Далее он говорит о мечах: «После каждой казни лезвие меча не находится больше в надлежащем состоянии для совершения следующей. Меч надо снова направлять и оттачивать; и если казнь должна быть совершена над несколькими, то надо иметь достаточное количество заготовленных мечей. Это создает большие трудности и расходы. Часто случалось, что мечи ломались при подобных казнях. Палач города Парижа владеет лишь двумя мечами, дарованными ему бывшим парламентом города. Стоят они шестьсот ливров штука».
При новых потребностях и новых социальных условиях казнь не могла продолжаться в таком виде.
Согласно идеям, свойственным суровой демократической филантропии того времени, в Национальном собрании в том же году был проведен закон, устанавливающий равенство перед смертью всех преступников, независимо от преступления, которое они совершили.
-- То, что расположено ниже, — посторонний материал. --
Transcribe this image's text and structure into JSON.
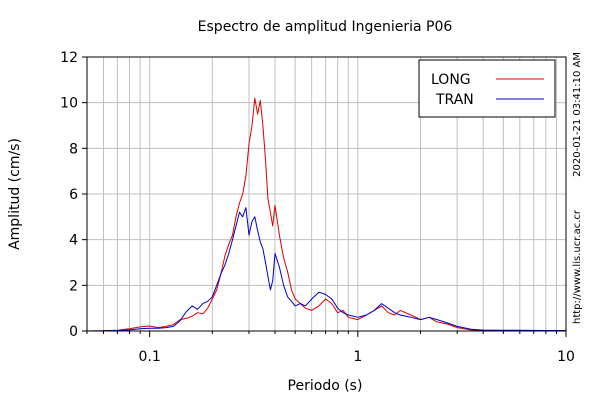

Вместе с гильотиной в область смерти было введено машинное производство. И, как свойственно машине, она сделала эту отрасль производства дешевой и общедоступной. Людям революции гильотина казалась мягким и человеколюбивым орудием, хирургическим инструментом, устранявшим людей из жизни посредством безбольной операции.
В то время как введение других машин, изобретенных тоже с мыслью о благе человечества, было встречаемо народным негодованием, в то время как парижские ткачи пытались утопить Жаккарда – изобретателя ткацкой машины – в Сене, парижская чернь в честь «Святой Гильотины» пела страшные литии, как бы перенося на нее древнее священство меча:
Святая гильотина, защитница патриотов, помолись за нас!Святая гильотина, ужас аристократов, защити нас!Добрая машина, помилуй нас!Добрая машина, помилуй нас!Святая гильотина, защити нас от недругов наших!
Так фактически окончилась великая культура средневековья, оставившая нашему сознанию лишь отвлеченный символ справедливости – меч.